Les avocats de Conrad Black ont eux aussi exhorté la juge Amy St. Eve à libérer leur client, lui demandant de considérer l'âge de M. Black, comme sa bonne conduite en prison, dans sa décision. L'homme d'affaires a passé 29 mois dans une prison de la Floride avant d'être libéré sous caution l'année derrière, en vertu d'une décision de la cour d'appel.

La défense a également souligné que les sentences imposées aux collègues de M. Black avaient été plus courtes. Selon les avocats de Conrad Black, il n'y a aucune explication valable pour que celui-ci écope d'une sentence aussi longue.

Conrad Black a été reconnu coupable de trois accusations de fraude et d'une accusation d'entrave à la justice.

Me Carolyn Garland a qualifié de «tout simplement extraordinaires» les efforts déployés par M. Black en prison. Elle a dit qu'il avait conservé une attitude positive «en dépit de toute la souffrance qu'il a endurée».

Me Miguel Estrada a ajouté que M. Black avait subi «avec grâce» l'humiliation quotidienne dans la prison de Floride où il a été incarcéré. L'établissement accueille principalement des criminels violents et des gens trouvés coupables de trafic de drogue.

La défense a également indiqué que la santé de l'homme de 66 ans ne faisait que se dégrader et que la prison n'était pas un endroit pour envoyer un homme de cet âge.

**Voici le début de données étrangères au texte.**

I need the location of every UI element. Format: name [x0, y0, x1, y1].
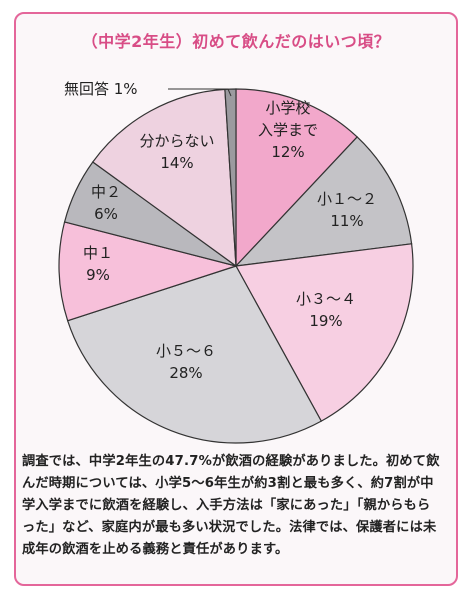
pie-slice-2 [234, 136, 413, 267]
slice-label-1-line-1: 小学校 [265, 99, 310, 117]
slice-label-7-line-1: 分からない [139, 132, 214, 150]
slice-label-5-line-1: 中１ [83, 244, 113, 262]
slice-label-4-line-2: 28% [169, 364, 202, 382]
no-answer-leader-line [168, 88, 232, 97]
pie-slice-5 [58, 221, 239, 322]
slice-label-2-line-2: 11% [330, 212, 363, 230]
pie-slice-1 [235, 88, 359, 268]
slice-label-1-line-3: 12% [271, 143, 304, 161]
slice-label-7-line-2: 14% [160, 154, 193, 172]
pie-slice-7 [91, 88, 237, 268]
slice-label-5-line-2: 9% [86, 266, 110, 284]
caption-text: 調査では、中学2年生の47.7%が飲酒の経験がありました。初めて飲んだ時期につい… [22, 454, 440, 557]
slice-label-2-line-1: 小１～２ [317, 190, 377, 208]
slice-label-no-answer: 無回答 1% [64, 80, 138, 98]
pie-slice-4 [66, 265, 323, 444]
slice-label-6-line-2: 6% [94, 205, 118, 223]
slice-label-1-line-2: 入学まで [258, 121, 318, 139]
slice-label-3-line-2: 19% [309, 312, 342, 330]
slice-label-3-line-1: 小３～４ [296, 290, 356, 308]
pie-slice-3 [235, 243, 414, 422]
chart-title: （中学2年生）初めて飲んだのはいつ頃？ [81, 32, 391, 51]
slice-label-4-line-1: 小５～６ [156, 342, 216, 360]
slice-label-6-line-1: 中２ [91, 183, 121, 201]
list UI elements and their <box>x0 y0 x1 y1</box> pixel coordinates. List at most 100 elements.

M. Black souffre de haute tension et d'un niveau de cholestérol élevé, des conditions mal supervisées en prison. De plus, selon ses avocats, il est également atteint d'un cancer de la peau.

Au début du mois de juin, toutefois, une chef d'unité de la prison de Coleman, Tammy Padgett, avait soumis un document au tribunal dans lequel Conrad Black n'était pas présenté comme le détenu exemplaire que ses avocats dépeignent.

Le document indiquait plutôt que l'homme s'était arrangé pour échapper à ses responsabilités et qu'il avait utilisé d'autres détenus comme serviteurs pendant qu'il purgeait sa peine de prison en Floride.

Dans le document, Mme Padgett affirmait que l'ancien magnat de la presse avait demandé de profiter d'un traitement privilégié et qu'il s'était constitué un entourage de détenus qui agissaient comme des serviteurs à son emploi.

Elle avait précisé que les détenus en question faisaient la cuisine et la lessive pour Black, en plus de laver son plancher et de repasser ses vêtements, entre autres tâches. Elle avait ajouté que cela n'était pas du tout chose fréquente à la prison de Coleman.

Dans la salle vendredi, M. Black, qui portait un complet bleu foncé et une cravate, s'est assis auprès de ses avocats, tandis que sa femme, les traits tirés, s'est assise dans la première rangée.

M. Black a déclaré à la juge St. Eve qu'il avait lu un rapport avant d'entendre sa sentence et qu'il n'y ajouterait pas de nouvelle objection.

La juge St. Eve pouvait choisir de maintenir la sentence initiale de six ans et demi, de renvoyer Conrad Black en prison pour les accusations qui demeurent, mais pour une période écourtée, ou encore de le libérer en fonction du temps qu'il a déjà passé derrière les barreaux.

S'il avait été libéré, il aurait dû demeurer à l'extérieur des États-Unis.

L'homme d'affaires était libre sous caution depuis près d'un an.

C'est dans la salle de cour de Chicago où M. Black se trouvait vendredi matin que la juge St. Eve avait condamné l'homme d'affaires à six ans et demi de prison en 2007.

En juin 2010, toutefois, la Cour suprême des États-Unis avait invalidé les trois condamnations pour fraude prononcées contre Conrad Black. Cette décision avait restreint la portée d'une loi fédérale sur la fraude, souvent utilisée dans les dossiers de crimes économiques. Aussi, la juge St. Eve a-t-elle dû réviser la sentence de M. Black.